Manifattura bresciana, l’export ha perso 540 milioni nel 2024
Nei primi sei mesi del 2024 Brescia ha perso qualcosa come 540 milioni di valore delle proprie esportazioni, pari al 4,9%. Di questi, ben 528 milioni verso i paesi dell’Unione Europea e 324 milioni verso la sola Germania (-14,8%), principale partner delle aziende bresciane. L’elaborazione dei dati Istat arriva dagli uffici studi di Confindustria Brescia e Confapi Brescia. Il calo tendenziale dell’export bresciano prosegue inesorabilmente da cinque trimestri consecutivi e nel II trimestre 2024 ha registrato una contrazione dell’1,2% (sull’analogo periodo del 2023).
Tre fattori
Il dato è in controtendenza rispetto a quello registrato a livello regionale (che nel trimestre mostra una crescita dello 0,1%) e nazionale (che fa +0,5%).

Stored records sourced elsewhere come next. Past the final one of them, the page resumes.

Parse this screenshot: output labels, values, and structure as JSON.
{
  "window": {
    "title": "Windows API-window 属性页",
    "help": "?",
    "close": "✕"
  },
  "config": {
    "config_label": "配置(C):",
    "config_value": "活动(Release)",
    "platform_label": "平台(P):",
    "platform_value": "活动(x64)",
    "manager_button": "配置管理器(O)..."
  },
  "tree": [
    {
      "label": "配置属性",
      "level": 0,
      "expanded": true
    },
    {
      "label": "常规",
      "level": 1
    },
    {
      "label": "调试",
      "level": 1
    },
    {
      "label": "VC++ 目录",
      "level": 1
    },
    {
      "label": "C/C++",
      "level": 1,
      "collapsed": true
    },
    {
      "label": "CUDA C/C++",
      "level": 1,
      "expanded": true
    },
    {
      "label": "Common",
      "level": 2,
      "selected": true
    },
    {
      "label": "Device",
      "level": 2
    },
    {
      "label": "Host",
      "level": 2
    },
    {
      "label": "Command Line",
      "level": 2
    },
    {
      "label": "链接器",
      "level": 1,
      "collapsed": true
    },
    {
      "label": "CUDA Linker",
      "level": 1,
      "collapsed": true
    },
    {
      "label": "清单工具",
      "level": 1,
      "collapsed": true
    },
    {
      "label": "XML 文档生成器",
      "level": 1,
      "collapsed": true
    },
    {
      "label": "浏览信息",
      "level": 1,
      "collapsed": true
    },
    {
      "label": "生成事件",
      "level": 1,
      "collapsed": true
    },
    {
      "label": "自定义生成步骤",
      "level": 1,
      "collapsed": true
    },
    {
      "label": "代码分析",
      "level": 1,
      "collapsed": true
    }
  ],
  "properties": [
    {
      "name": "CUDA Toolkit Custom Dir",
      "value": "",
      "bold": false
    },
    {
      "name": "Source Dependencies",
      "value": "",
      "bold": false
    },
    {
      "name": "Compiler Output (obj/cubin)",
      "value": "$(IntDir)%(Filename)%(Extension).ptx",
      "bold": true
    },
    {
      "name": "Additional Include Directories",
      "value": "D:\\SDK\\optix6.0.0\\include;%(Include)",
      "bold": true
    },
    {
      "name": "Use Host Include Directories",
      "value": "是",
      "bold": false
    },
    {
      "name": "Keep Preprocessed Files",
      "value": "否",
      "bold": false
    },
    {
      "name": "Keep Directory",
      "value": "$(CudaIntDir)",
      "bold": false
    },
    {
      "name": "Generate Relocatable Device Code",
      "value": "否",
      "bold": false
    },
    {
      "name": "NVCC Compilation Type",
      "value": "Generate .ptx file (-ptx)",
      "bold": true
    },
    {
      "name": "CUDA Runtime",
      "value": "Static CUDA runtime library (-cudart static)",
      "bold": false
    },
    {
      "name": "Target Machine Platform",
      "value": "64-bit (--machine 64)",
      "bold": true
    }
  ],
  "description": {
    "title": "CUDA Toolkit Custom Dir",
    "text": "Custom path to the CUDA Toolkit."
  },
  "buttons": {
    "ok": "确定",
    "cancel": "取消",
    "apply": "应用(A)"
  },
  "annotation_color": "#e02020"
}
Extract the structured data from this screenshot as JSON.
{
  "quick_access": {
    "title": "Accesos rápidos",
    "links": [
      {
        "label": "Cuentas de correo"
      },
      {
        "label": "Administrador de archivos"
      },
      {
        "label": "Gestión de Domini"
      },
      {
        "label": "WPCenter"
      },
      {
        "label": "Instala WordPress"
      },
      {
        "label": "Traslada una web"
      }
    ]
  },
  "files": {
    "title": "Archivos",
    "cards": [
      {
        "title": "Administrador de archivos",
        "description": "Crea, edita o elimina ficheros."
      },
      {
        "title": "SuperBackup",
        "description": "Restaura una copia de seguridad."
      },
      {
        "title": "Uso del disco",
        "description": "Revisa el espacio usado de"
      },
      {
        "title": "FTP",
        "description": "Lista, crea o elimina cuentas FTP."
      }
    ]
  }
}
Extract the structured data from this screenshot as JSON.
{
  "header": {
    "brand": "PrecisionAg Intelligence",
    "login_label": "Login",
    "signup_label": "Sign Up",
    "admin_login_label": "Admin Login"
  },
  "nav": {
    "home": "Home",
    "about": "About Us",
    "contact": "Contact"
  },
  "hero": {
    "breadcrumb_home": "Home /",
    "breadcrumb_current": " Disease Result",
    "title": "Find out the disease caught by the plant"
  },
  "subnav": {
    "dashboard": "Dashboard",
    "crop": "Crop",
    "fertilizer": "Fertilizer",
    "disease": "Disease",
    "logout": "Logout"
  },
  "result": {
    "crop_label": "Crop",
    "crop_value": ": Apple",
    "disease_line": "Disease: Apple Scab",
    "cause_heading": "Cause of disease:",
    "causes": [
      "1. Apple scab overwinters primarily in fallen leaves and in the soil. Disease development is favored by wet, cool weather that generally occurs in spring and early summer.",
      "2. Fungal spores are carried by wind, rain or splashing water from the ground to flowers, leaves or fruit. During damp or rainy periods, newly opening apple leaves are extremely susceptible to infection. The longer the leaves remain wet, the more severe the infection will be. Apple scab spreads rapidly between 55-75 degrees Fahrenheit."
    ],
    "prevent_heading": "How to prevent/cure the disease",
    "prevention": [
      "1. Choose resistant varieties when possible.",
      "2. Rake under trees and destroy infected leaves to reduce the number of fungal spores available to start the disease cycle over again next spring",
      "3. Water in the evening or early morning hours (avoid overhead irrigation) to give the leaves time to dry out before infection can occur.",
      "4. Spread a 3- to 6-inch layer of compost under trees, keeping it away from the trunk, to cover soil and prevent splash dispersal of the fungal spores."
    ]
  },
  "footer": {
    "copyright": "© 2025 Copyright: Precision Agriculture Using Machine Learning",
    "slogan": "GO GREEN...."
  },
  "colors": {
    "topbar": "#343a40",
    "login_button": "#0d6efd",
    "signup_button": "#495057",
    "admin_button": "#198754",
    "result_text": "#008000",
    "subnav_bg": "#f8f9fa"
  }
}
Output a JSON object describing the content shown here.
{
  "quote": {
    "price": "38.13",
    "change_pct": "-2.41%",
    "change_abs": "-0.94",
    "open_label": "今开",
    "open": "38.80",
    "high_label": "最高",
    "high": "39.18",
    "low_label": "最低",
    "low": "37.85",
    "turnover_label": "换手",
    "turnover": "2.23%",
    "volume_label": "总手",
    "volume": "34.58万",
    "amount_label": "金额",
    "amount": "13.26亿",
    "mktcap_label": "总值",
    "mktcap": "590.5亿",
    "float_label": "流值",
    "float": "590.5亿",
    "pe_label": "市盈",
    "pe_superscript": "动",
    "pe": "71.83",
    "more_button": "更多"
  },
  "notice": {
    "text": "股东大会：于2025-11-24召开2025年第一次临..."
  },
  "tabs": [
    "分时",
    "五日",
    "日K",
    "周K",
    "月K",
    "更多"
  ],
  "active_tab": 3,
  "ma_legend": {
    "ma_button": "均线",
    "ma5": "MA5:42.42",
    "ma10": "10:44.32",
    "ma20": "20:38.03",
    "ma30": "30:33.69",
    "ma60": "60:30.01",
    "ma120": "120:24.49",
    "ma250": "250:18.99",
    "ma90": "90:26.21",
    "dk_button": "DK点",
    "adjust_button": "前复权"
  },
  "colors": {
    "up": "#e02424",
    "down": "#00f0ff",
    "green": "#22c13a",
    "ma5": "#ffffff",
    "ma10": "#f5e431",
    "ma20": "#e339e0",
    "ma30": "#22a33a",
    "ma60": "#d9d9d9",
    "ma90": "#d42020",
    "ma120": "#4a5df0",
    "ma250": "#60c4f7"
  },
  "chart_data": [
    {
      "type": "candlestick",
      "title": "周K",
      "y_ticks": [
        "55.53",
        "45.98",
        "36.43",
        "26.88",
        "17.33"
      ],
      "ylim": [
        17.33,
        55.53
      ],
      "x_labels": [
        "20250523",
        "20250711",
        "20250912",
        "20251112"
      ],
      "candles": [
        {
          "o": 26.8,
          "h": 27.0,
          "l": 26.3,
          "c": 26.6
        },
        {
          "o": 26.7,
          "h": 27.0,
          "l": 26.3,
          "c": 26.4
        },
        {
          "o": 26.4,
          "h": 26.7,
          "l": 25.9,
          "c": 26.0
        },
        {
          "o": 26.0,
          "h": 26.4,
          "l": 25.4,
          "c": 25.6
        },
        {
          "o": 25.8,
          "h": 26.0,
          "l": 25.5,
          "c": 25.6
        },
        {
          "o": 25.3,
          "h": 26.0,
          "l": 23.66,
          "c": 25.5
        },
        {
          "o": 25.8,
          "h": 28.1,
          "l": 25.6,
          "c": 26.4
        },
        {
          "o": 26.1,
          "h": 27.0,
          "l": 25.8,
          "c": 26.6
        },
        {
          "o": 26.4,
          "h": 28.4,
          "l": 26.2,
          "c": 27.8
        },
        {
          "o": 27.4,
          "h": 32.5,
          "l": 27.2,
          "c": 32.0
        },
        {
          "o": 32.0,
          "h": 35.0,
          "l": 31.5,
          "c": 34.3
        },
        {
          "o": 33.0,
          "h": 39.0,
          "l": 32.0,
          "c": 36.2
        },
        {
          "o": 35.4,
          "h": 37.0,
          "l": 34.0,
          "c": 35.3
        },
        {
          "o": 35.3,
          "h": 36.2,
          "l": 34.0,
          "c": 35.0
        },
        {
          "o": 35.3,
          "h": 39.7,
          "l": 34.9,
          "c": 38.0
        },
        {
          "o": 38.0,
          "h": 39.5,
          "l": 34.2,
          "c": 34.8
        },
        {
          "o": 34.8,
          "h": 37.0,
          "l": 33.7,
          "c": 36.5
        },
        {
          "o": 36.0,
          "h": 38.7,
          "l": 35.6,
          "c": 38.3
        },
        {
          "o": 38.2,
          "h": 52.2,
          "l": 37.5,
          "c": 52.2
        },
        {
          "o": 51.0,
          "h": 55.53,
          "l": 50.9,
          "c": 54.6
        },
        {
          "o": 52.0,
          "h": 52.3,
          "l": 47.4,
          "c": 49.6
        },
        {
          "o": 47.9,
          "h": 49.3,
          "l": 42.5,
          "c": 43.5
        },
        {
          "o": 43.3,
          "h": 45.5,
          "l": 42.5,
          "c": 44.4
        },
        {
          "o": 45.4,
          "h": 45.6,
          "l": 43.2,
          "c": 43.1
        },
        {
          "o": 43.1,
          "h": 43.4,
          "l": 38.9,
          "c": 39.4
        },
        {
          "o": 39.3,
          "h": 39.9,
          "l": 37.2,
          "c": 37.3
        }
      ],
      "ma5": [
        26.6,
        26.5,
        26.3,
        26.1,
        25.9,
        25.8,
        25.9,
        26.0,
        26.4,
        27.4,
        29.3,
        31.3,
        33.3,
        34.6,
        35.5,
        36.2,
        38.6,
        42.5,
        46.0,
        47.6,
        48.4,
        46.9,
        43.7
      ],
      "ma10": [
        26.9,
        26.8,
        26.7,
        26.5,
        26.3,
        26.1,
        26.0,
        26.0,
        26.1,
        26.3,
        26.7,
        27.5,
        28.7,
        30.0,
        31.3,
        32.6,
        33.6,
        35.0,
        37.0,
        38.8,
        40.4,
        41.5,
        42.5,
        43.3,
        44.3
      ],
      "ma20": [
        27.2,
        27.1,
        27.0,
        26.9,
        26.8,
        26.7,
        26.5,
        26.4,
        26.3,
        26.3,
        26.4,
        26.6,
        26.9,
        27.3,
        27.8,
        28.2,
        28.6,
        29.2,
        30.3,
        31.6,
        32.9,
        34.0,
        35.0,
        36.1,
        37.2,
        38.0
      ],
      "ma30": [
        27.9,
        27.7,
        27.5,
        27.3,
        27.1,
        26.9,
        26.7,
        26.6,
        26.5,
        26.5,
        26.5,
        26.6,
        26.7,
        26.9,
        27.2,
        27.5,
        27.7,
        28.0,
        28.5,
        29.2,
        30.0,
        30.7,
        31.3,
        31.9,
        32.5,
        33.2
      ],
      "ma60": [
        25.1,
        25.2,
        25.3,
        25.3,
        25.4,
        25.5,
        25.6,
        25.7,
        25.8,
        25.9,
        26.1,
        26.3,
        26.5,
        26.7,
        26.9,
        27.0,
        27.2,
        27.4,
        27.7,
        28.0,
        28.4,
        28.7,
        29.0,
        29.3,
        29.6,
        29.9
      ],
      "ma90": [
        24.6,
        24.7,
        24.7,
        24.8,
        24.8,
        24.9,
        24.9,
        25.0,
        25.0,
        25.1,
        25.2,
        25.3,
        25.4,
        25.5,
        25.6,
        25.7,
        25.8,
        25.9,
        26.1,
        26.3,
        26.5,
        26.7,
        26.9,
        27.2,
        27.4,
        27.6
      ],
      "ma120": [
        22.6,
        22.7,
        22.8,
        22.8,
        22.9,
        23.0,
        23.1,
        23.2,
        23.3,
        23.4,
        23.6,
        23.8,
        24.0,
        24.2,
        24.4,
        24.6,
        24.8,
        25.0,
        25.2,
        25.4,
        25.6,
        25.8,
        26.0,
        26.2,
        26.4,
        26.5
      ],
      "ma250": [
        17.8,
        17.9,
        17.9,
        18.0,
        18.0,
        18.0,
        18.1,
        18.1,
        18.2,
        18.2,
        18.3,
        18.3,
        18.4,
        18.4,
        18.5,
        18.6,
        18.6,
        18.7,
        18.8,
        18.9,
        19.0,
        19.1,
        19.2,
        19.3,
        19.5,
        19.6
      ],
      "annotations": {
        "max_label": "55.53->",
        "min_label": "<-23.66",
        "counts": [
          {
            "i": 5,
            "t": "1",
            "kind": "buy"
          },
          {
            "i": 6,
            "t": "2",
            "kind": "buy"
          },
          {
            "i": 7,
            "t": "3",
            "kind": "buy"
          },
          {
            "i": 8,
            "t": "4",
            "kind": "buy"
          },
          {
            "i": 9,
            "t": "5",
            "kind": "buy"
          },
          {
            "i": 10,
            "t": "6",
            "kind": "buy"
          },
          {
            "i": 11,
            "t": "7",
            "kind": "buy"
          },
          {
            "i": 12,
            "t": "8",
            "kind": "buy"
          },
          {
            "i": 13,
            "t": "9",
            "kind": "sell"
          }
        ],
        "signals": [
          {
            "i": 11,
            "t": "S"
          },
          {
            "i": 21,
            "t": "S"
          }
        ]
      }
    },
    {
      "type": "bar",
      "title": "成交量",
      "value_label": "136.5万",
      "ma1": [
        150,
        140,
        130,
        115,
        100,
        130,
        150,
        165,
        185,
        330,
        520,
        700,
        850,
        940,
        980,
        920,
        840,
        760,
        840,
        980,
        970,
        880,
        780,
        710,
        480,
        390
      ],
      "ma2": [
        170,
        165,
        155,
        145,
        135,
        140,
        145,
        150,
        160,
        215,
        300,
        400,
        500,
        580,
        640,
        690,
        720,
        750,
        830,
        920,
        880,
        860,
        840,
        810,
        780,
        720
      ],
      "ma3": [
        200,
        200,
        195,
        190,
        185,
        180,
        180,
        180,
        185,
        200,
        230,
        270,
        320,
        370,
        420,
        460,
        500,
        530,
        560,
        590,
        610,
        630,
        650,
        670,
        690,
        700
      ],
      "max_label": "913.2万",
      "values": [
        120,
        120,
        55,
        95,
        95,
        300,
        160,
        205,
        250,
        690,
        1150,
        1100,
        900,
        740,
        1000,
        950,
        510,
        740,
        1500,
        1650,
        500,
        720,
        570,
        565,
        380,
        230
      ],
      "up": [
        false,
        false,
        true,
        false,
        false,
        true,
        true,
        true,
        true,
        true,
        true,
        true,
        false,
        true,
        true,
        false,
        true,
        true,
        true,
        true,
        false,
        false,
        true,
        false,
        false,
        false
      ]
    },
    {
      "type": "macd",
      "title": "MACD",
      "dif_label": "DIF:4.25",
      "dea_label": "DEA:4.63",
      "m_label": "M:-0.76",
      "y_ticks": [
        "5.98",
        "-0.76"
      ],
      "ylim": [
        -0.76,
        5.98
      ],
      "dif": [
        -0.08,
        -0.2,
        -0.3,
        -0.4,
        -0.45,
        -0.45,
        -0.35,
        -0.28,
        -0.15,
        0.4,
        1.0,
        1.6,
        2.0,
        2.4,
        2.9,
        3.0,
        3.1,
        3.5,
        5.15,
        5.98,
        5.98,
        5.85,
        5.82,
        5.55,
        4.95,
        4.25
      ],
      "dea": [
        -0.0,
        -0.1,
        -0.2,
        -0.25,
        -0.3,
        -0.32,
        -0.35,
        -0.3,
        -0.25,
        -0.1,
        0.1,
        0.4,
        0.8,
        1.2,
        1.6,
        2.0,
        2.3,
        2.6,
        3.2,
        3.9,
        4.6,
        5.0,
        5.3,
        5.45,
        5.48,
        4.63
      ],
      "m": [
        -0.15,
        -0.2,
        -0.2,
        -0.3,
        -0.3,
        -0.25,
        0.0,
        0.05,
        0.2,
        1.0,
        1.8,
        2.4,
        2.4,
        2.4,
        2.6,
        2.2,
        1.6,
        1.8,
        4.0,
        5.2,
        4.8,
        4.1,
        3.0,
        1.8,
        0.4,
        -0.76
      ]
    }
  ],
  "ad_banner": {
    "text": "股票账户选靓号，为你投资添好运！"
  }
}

E mostra come la nostra manifattura stia soffrendo, più di tutti in Italia, dell’effetto combinato di tre nodi: la grande frenata dell’economia tedesca; la crisi dell’automotive, settore impegnato in una complessa transizione all’elettrico; la guerra russo-ucraina (in quest’area si trovavano i principali fornitori di materie prime della nostra industria metallurgica).
L’analisi

«Scontiamo l’elevata esposizione verso la Germania, ma movimenti delle vendite all’estero risentono inoltre delle fluttuazioni dei prezzi delle materie prime utilizzate nei processi produttivi - commenta Mario Gnutti, vice presidente di Confindustria Brescia con delega all’Internazionalizzazione -. Sia in prospettiva trimestrale, sia con riferimento ai primi sei mesi dell’anno, i prezzi delle commodity industriali scambiate sui mercati internazionali si sono mossi “in ordine sparso”: ai rincari di alluminio e rame, si contrappongono le flessioni del nichel e del rottame ferroso. In generale le aziende bresciane hanno negli ultimi anni alzato la qualità delle loro esportazioni. Serve perciò guardare a mercati fuori dall’Unione Europea, come Stati Uniti e Asia, pur con tutte le attenzioni del caso su entrambi i versanti, e quindi anche sul lato americano, dove a settembre abbiamo registrato una prima frenata. Una situazione che andrà monitorata nelle prossime settimane, alla luce delle imminenti elezioni e della situazione dei tassi».

Anche il presidente di Confapi Brescia, Pierluigi Cordua suggerisce, in prospettiva, «la necessità per le nostre imprese di rivolgersi a mercati emergenti, in particolare l’India e l’Africa. Come Associazione stiamo anche valutando missioni specifiche a questo proposito».
E ancora: «I dati che arrivano dall'automotive confermano l'urgente necessità di riflettere sulle scadenze del 2035, una questione non più solo normativa, ma di mercato a questo punto, dal momento che le automobili elettriche, se non supportate da corposi incentivi, in questo momento non hanno appeal tra i consumatori».
Mentre sul 5.0, «c'è un'opportunità importante per i produttori di impianti, anche se la finestra temporale è molto stretta e non mancano criticità». Infine, il piano Draghi: «Un piano coraggioso, fatto di sane politiche di investimento e integrazione a livello comunitario, che porterebbe l'intera Unione Europea a fare un salto di qualità e a diventare più competitiva nel contesto globale».
Per quanto riguarda le importazioni, nel periodo aprile-giugno sono state pari a 3,2 miliardi (-1,1% tendenziale), mentre nell’intero 1° semestre hanno raggiunto la cifra di 6,1 miliardi (in contrazione del 4,5% sul 2023). Per un saldo commerciale di 4,2 miliardi (250 milioni sul 2023).